Indeed, breweries like Old Louisville Brewery and the brand new Holsopple Brewing in Lyndon are tailor-made for their neighborhoods. The former does a few experimental beers, such as a peanut butter and jelly ale, but for now, owners Wade and Ken Mattingly are content to serve the neighborhood. Ditto for Sam and Kristy Gambill, who will open Holsopple next week.

Lexington’s Ethereal Brewing Co. is one that is grabbing attention with its beers, and recently added another 30-barrel tank. This small brewery in an out-of-the-way neighborhood also has a yeast lab from which it springs many interesting brews, many of them Belgian-inspired. But so far, it’s been content mostly serving the Lexington area.

Brandon Floan, left, and Derek Selznick chat recently at Ethereal Brewing.

“We never had the idea to be a big brewery,” says co-owner Brandon Floan. “We always wanted to stay small. We don’t picture ourselves even pushing past the border cities that exist outside of Lexington — it’s not a battle we plan to spend any time on.”

The “battle” he refers to is the limited number of tap handles and limited amount of retail shelf space. With much of this being dictated by distributors, it’s difficult for smaller breweries to fight their way through. This is part of why many won’t bother investing in retail distribution.

“I think our biggest challenge is an increase in competition from the sheer number of breweries that are producing cans and bottles,” Selznick says. “That said, we have a hometown advantage as consumers are focusing more and more on supporting local breweries.”

“We are all fighting for market share, shelf space and staying in touch with the ever-changing desires of our customers,” adds Cain. “I don’t think these are issues unique to our state, but many of our breweries are very young and still establishing themselves — Great Flood included — so we’re still making ‘first impressions’ with customers every day.”

Selznick hopes education begins in the taproom, with educated bartenders and at beer festivals such as the forthcoming Tailspin Ale Fest on Feb. 18. He also says he plans to increase social media presence and promotion, along with email communications.

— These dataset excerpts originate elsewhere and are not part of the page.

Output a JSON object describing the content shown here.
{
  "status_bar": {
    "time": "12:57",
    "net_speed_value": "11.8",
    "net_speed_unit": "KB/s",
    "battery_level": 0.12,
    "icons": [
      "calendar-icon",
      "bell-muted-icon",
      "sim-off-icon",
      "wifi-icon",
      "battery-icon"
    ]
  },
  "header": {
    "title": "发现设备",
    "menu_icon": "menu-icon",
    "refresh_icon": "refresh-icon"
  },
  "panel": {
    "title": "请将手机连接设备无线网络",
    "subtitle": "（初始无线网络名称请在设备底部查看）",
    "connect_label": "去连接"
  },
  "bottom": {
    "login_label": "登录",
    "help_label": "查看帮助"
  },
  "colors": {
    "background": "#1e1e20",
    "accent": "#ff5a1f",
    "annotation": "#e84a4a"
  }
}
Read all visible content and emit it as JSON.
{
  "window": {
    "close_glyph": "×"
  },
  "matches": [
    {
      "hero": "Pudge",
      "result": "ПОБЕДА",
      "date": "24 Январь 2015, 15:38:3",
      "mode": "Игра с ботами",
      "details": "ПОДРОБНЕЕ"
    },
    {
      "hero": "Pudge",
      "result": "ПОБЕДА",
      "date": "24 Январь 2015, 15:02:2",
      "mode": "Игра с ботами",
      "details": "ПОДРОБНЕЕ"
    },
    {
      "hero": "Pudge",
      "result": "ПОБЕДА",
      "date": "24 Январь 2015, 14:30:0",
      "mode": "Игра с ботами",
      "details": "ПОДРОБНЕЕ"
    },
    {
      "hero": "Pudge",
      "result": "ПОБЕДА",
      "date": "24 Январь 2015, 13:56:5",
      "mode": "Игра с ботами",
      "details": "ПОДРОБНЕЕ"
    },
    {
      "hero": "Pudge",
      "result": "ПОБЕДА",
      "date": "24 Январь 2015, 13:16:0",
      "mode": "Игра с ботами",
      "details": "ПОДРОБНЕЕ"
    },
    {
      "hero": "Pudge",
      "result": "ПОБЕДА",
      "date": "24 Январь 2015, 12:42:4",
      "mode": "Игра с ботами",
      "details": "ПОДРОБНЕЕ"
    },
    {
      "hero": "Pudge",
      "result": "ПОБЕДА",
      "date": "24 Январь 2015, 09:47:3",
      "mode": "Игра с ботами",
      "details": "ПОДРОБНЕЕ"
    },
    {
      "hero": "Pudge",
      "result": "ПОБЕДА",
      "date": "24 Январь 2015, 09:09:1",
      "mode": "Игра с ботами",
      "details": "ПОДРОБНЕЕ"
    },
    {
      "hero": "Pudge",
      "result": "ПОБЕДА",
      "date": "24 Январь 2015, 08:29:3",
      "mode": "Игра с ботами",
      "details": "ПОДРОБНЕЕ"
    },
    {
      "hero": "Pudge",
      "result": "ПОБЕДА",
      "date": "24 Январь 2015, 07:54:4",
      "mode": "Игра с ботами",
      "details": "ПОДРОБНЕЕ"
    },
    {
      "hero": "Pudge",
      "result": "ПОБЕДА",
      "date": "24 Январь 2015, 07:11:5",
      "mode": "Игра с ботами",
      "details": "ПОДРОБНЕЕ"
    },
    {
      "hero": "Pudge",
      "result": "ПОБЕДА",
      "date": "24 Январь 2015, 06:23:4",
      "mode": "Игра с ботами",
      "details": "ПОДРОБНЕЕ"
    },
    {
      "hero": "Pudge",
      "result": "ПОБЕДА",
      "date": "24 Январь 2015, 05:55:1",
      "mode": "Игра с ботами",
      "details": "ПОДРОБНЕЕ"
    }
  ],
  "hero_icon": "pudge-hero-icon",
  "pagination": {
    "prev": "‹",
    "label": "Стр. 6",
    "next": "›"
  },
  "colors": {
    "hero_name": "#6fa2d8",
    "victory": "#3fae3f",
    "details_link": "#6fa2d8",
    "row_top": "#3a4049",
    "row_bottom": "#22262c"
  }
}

Still, he sees the growth continuing for Kentucky breweries, be they of the large variety, or the small neighborhood type.

“We have a long way to go before we even start to hit our cap as far as market share is concerned for bottle and can sales, and we are focused on our state,” he says. “We still have cities, such as Owensboro, that don’t even have a brewery yet. Regardless of the breweries’ approach to sales, the future of craft beer is very bright.”